Vahid Sandoghdar's picture
Director
Max Planck Institute for the Science of Light
Research Areas: 
Nuclear Physics
Research Type: 
Experimentalist
Education: 
Ph.D. 1993, Yale University
Advisor: 
Edward Hinds
Dissertation Title: 
Direct measurement of the Lennard-Jonesvan der Waals energy of an atom in a sub-micron cavity
Dissertation Abstract: 

The attraction of an atom to metallic surfaces has been common knowledge for more than 150 years. In the framework of quantum electrodynamics, and to a first approximation, this interaction is caused by the coupling of the atomic dipole moment with the modified electromagnetic field in the presence of the boundary. When the atom-boundary separations are much smaller than the Bohr wavelengths of the atomic state, this interaction is non-retarded and well characterized by the electrostatic model of the Lennard-Jones theory. In this work we have studied such an interaction between a sodium atom and the walls of a gold-coated parallel-plate cavity. An atomic beam of ground state sodium is sent through a cavity where the atoms are excited to a low-lying Rydberg state in a two step resonant transition process. The Rydberg atoms are then counted, and the signal is plotted as a function of second step laser frequency. By comparing the excitation spectra obtained from inside the cavity with those recorded in an unperturbed atomic beam, we are able directly to measure the energy level shift of these Rydberg states. We then vary the cavity width from about one half to more than two micrometers and perform the experiment for four principal quantum numbers (n = 10-13). The data for the smallest cavity width (504nm) was obtained from atoms channeled at the center of the cavity by means of an optical dipole force produced by a yellow laser beam in a standing wave configuration across the cavity walls.

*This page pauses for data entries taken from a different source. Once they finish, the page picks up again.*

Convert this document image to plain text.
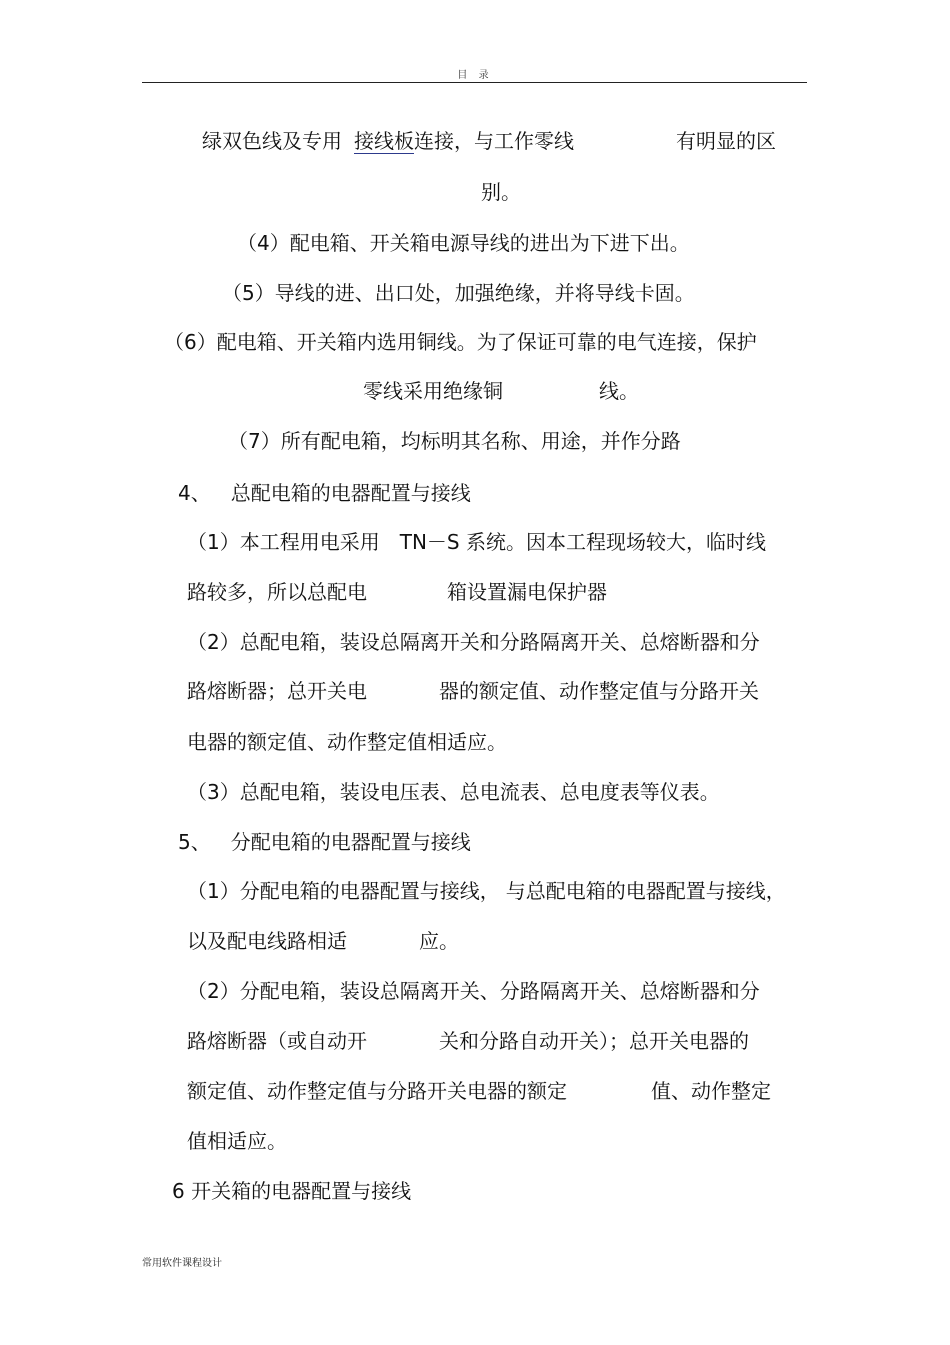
目 录
绿双色线及专用 接线板连接，与工作零线	有明显的区
别。
（4）配电箱、开关箱电源导线的进出为下进下出。
（5）导线的进、出口处，加强绝缘，并将导线卡固。
（6）配电箱、开关箱内选用铜线。为了保证可靠的电气连接，保护
零线采用绝缘铜	线。
（7）所有配电箱，均标明其名称、用途，并作分路
4、 总配电箱的电器配置与接线
（1）本工程用电采用 TN－S 系统。因本工程现场较大，临时线
路较多，所以总配电	箱设置漏电保护器
（2）总配电箱，装设总隔离开关和分路隔离开关、总熔断器和分
路熔断器；总开关电	器的额定值、动作整定值与分路开关
电器的额定值、动作整定值相适应。
（3）总配电箱，装设电压表、总电流表、总电度表等仪表。
5、 分配电箱的电器配置与接线
（1）分配电箱的电器配置与接线， 与总配电箱的电器配置与接线，
以及配电线路相适	应。
（2）分配电箱，装设总隔离开关、分路隔离开关、总熔断器和分
路熔断器（或自动开	关和分路自动开关）；总开关电器的
额定值、动作整定值与分路开关电器的额定	值、动作整定
值相适应。
6 开关箱的电器配置与接线
常用软件课程设计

This compression of atomic beam is instrumental for the revival of the signal which becomes drowned in noise for small cavities. In conclusion, we verify every aspect of the Lennard-Jones model, including its dependence on inverse cube of distance and its proportionality to the square of the atomic dipole moment. This provides the first comprehensive test of the Lennard-Jones van der Waals theory.